Integration of Climate-Related Risk Management:
CBK released Guidance on Climate-Related Risk Management, highlighting that all banks and mortgage finance companies ought to integrate the risks and opportunities arising from climate change in their risk management, strategy and governance structure.
Mitigating factors in such strategy include financing activities such as the transition to renewable energy, appropriate housing, resilient infrastructure and innovative agricultural practices.
Banks are expected to build their capacity going forward to identify and mitigate the risks arising from climate change.

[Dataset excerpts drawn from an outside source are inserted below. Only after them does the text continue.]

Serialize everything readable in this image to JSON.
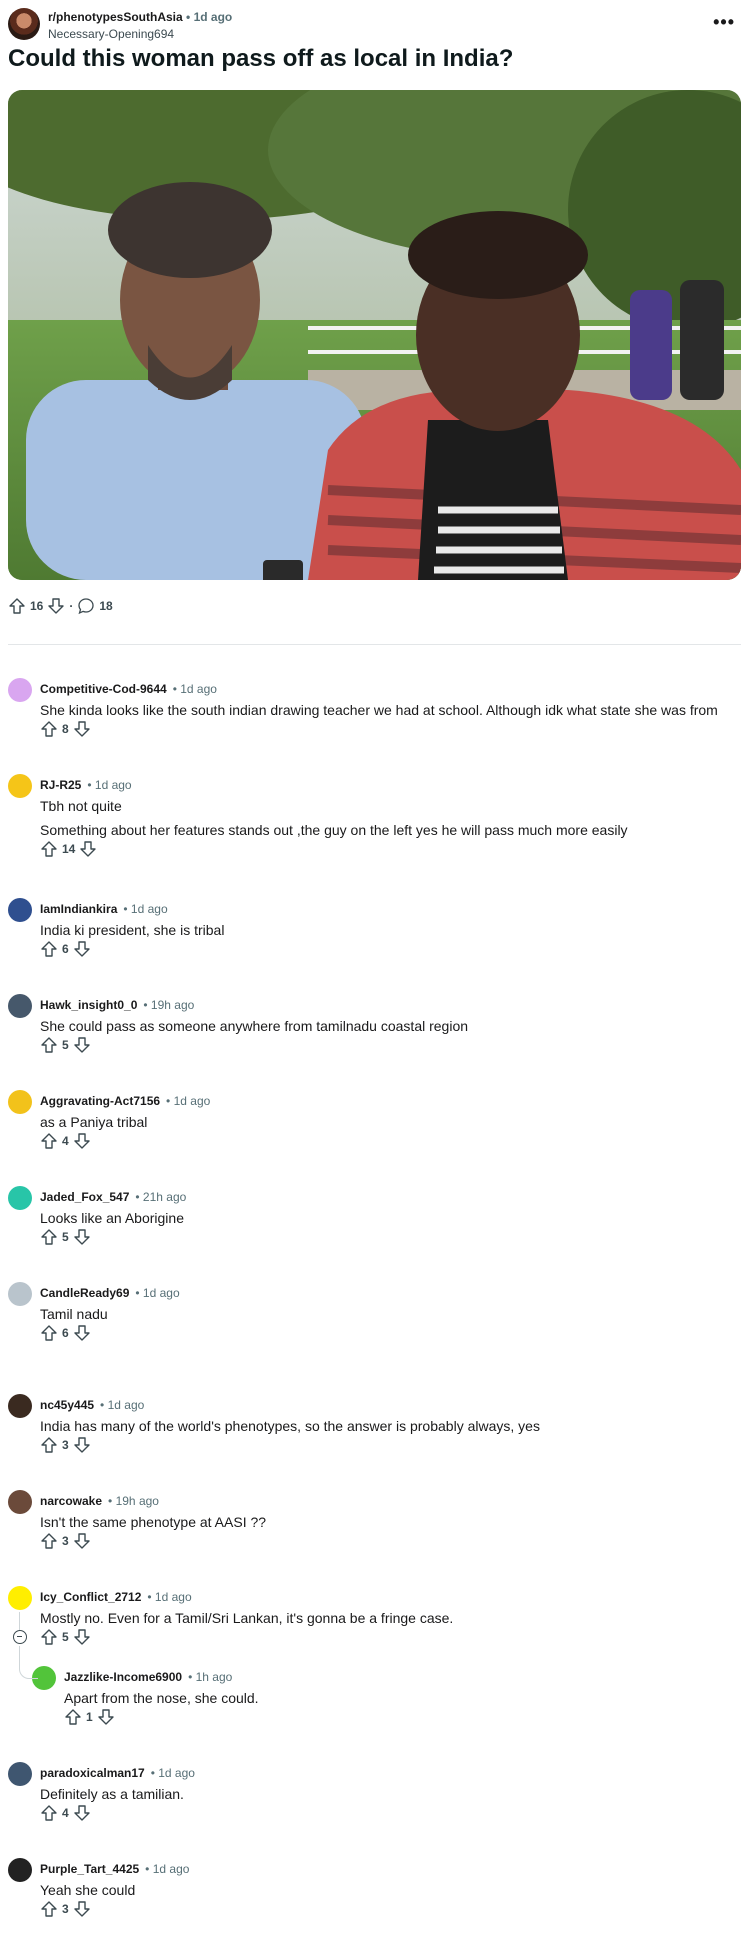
{
  "post": {
    "subreddit": "r/phenotypesSouthAsia",
    "separator": "•",
    "time": "1d ago",
    "author": "Necessary-Opening694",
    "more": "•••",
    "title": "Could this woman pass off as local in India?",
    "upvotes": "16",
    "dot": "·",
    "comments": "18"
  },
  "comments": [
    {
      "author": "Competitive-Cod-9644",
      "time": "• 1d ago",
      "text": "She kinda looks like the south indian drawing teacher we had at school. Although idk what state she was from",
      "votes": "8",
      "avatar_color": "#d9a6f0"
    },
    {
      "author": "RJ-R25",
      "time": "• 1d ago",
      "text": "Tbh not quite",
      "text2": "Something about her features stands out ,the guy on the left yes he will pass much more easily",
      "votes": "14",
      "avatar_color": "#f5c518"
    },
    {
      "author": "IamIndiankira",
      "time": "• 1d ago",
      "text": "India ki president, she is tribal",
      "votes": "6",
      "avatar_color": "#2f4f8f"
    },
    {
      "author": "Hawk_insight0_0",
      "time": "• 19h ago",
      "text": "She could pass as someone anywhere from tamilnadu coastal region",
      "votes": "5",
      "avatar_color": "#46586b"
    },
    {
      "author": "Aggravating-Act7156",
      "time": "• 1d ago",
      "text": "as a Paniya tribal",
      "votes": "4",
      "avatar_color": "#f2c21b"
    },
    {
      "author": "Jaded_Fox_547",
      "time": "• 21h ago",
      "text": "Looks like an Aborigine",
      "votes": "5",
      "avatar_color": "#28c5a8"
    },
    {
      "author": "CandleReady69",
      "time": "• 1d ago",
      "text": "Tamil nadu",
      "votes": "6",
      "avatar_color": "#b9c4cc"
    },
    {
      "author": "nc45y445",
      "time": "• 1d ago",
      "text": "India has many of the world's phenotypes, so the answer is probably always, yes",
      "votes": "3",
      "avatar_color": "#3a2a20"
    },
    {
      "author": "narcowake",
      "time": "• 19h ago",
      "text": "Isn't the same phenotype at AASI ??",
      "votes": "3",
      "avatar_color": "#6b4a3a"
    },
    {
      "author": "Icy_Conflict_2712",
      "time": "• 1d ago",
      "text": "Mostly no. Even for a Tamil/Sri Lankan, it's gonna be a fringe case.",
      "votes": "5",
      "avatar_color": "#ffee00"
    },
    {
      "author": "Jazzlike-Income6900",
      "time": "• 1h ago",
      "text": "Apart from the nose, she could.",
      "votes": "1",
      "avatar_color": "#52c43a"
    },
    {
      "author": "paradoxicalman17",
      "time": "• 1d ago",
      "text": "Definitely as a tamilian.",
      "votes": "4",
      "avatar_color": "#3f5670"
    },
    {
      "author": "Purple_Tart_4425",
      "time": "• 1d ago",
      "text": "Yeah she could",
      "votes": "3",
      "avatar_color": "#222222"
    }
  ],
  "icons": {
    "upvote": "upvote-arrow-icon",
    "downvote": "downvote-arrow-icon",
    "comment": "speech-bubble-icon",
    "collapse": "collapse-minus-icon"
  }
}
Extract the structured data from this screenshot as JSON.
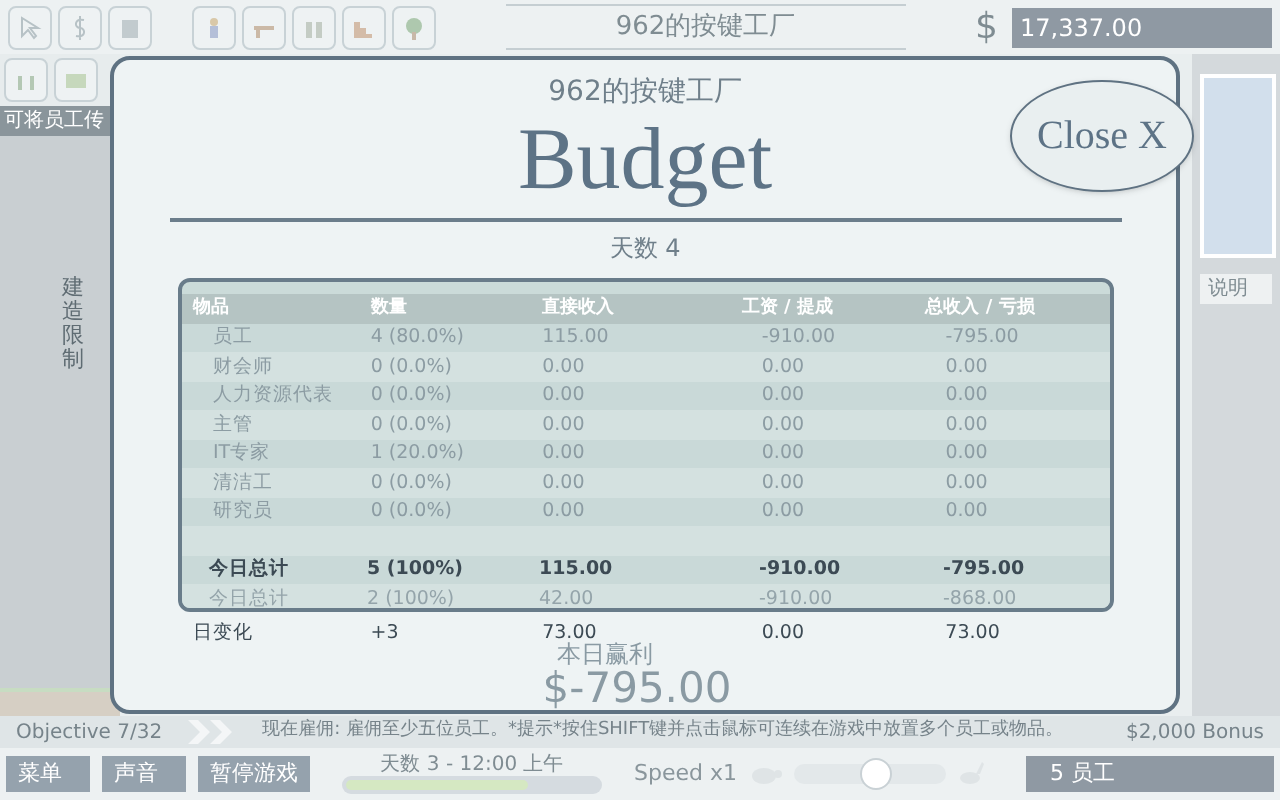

Suspension of the Listing of Borrower’s Negative Credit Information:
A 12-month suspension of listing of negative credit information for borrowers with loans below Ksh.5.0 million was announced by CBK, whose loans were performing previously, but became non-performing from October 1, 2021.
Even though CBK Governor Dr. Patrick Njoroge acknowledged that the move could prove hard for borrowers to access credit easily, was a measure to cushion Micro Small and Medium Enterprises (MSMEs) from adverse effects of the COVID-19 pandemic.
“We expect banks to be more cautious towards lending to MSMEs due to lack of adequate credit risk information on potential loan borrowers,” reads the report.
Regulation of Digital Lenders
The law to regulate digital credit providers in Kenyan was put up by the CBK on December 7, 2021 to pave way for the regulator to license provision of quick loans.
“We expect the move to streamline the digital lending services sector and weed out unscrupulous digital lenders who have taken advantage of the unregulated space to violate various consumer rights and privacy. Additionally, lenders will be able to acquire licenses to increase their market share and operate in a more favourable environment.
The regulations published on March 18, 2022, protects borrowers against the predatory practices of unregulated digital credit providers, particularly their high costs, unethical debt collection practices, and misuse of personal information.